We use QueryInterface to check if we can obtain a pointer to IDXGIFactory6 from the pointer to the IDXGIFactory4 interface we passed as an argument. Observe that this will work only if the related COM object implements both interfaces (IDXGIFactory4 and IDXGIFactory6). In that case, we can loop to get a pointer to IDXGIAdapter1 by calling EnumAdapterByGpuPreference. Otherwise, we must use EnumAdapters1. However, regardless of how you obtain it, we aim to skip software adapters. Such information (and much more) can be obtained from the DXGI_ADAPTER_DESC1 structure returned by IDXGIAdapter1::GetDesc1 as an output parameter.


[!NOTE]
Typically, interface names ending with a number extend an earlier, well known interface by inheriting from it and adding new functionalities. For example, in the code above we passed IDXGIFactory4 as an argument to a IDXGIFactory1 parameter since we are confident that both interfaces implement QueryInterface, which is the function we call through the corresponding interface pointer.


Now, we can get back examining LoadPipeline.
We need to create a command queue where to submit command lists which, in turn, will hold the commands we want the GPU execute. Indeed, part of the work of a GPU is to execute commands in command lists consumed from a command queue. In this first sample we have very few commands to send to the GPU because it simply shows a window with a blueish client area. Despite this, we still need a command queue as we need to associate it with the swap chain (behind the scenes the DXGI API records commands to be executed by the GPU; more on this shortly). As shown in the image below, there are multiple types of command queues, each of which can hold command lists of a specific type. Then, CPU threads can create command lists of whatever type and insert them in the related command queue.


Image


Many GPUs have one or more dedicated copy engines, a compute engine, and a 3D engine, each capable of executing specific commands in parallel with the other engines. For this reason, there can be no simple guarantee of the order of execution, hence the need for synchronization mechanisms that allow establishing an execution order, if needed.

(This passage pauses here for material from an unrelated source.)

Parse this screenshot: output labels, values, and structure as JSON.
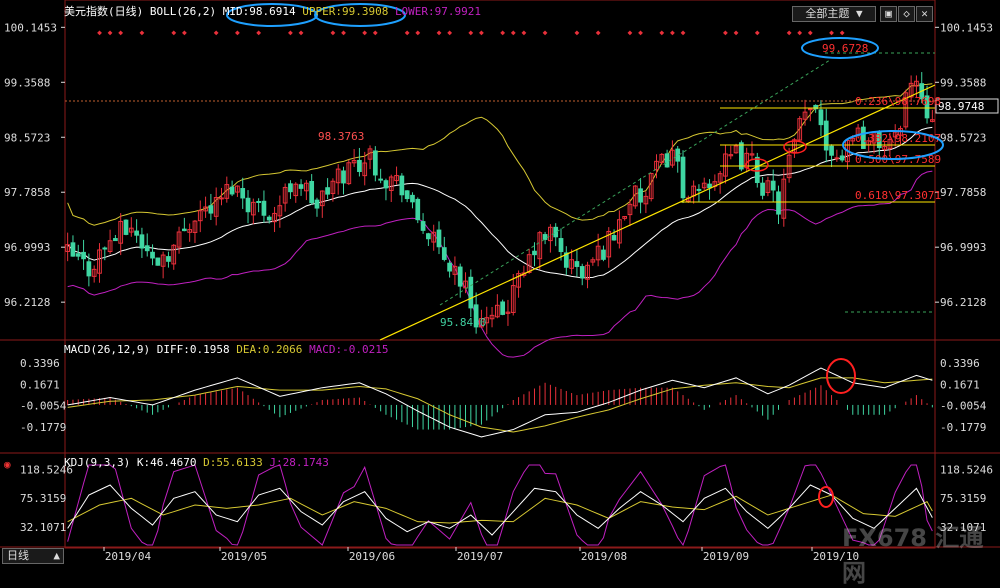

For this sample, we will use a graphics command queue (referred to as the 3D queue in the illustration above) as it is capable of holding direct command lists that, in turn, can include all types of commands. Indeed, a graphics queue can drive all GPU engines; the compute queue can drive the compute and copy engines, and the copy queue can only drive the copy engine.

To create a swap chain, we need to specify the number of buffers, their size, format, and usage. We’re going to use two buffers of the same size as the window’s client area. That way, the buffers will be mapped to the client area without stretching the image.
DXGI_FORMAT_R8G8B8A8_UNORM indicates the format of the buffers. You can imagine the buffers in the swap chain as grids of (width * height) elements, whose common type is specified by a DXGI_FORMAT value. In this case, we indicate that each element is a 32-bit value composed of four 8-bit unsigned-normalized-integer channels, each in the range $[0/255, 255/255]=[0, 1]$ (that is, each channel can have 256 different values). The four channels are called R, G, B and A to mimic the RGB color model, where a color is defined by the amount of red, green and blue it includes. The channel A (called alpha) is used to control the transparency or the opacity of the color.
DXGI_USAGE_RENDER_TARGET_OUTPUT specifies that the buffers will be used as render targets (the targets of drawing operations executed by the GPU).
DXGI_SWAP_EFFECT_FLIP_DISCARD indicates that we want to use the flip presentation model (developed by Microsoft to provide a faster way to present frames on the screen) and that DXGI can discard the contents of a back buffer after it is presented to the user — this can enable some optimizations.
SampleDesc.Count specifies the number of samples per pixel. It should be always 1 as buffers presented using the flip presentation model don’t support multisampling (you need to explicitly create MSAA render targets and resolve yourself the results from multi samples to a single sample as part of the presentation of the frame; we will see how to implement MSAA in a later tutorial).
The call to CreateSwapChainForHwnd creates the swap chain. It takes the command queue, the window handle that describes where the buffers will be presented and the description of the buffers in the swap chain.


[!NOTE]
The comment in the source code states that the swap chain needs a queue to flush. That’s because, behind the scenes, the DXGI API creates a command list with the commands needed to create the buffers in the swap chain (in GPU memory).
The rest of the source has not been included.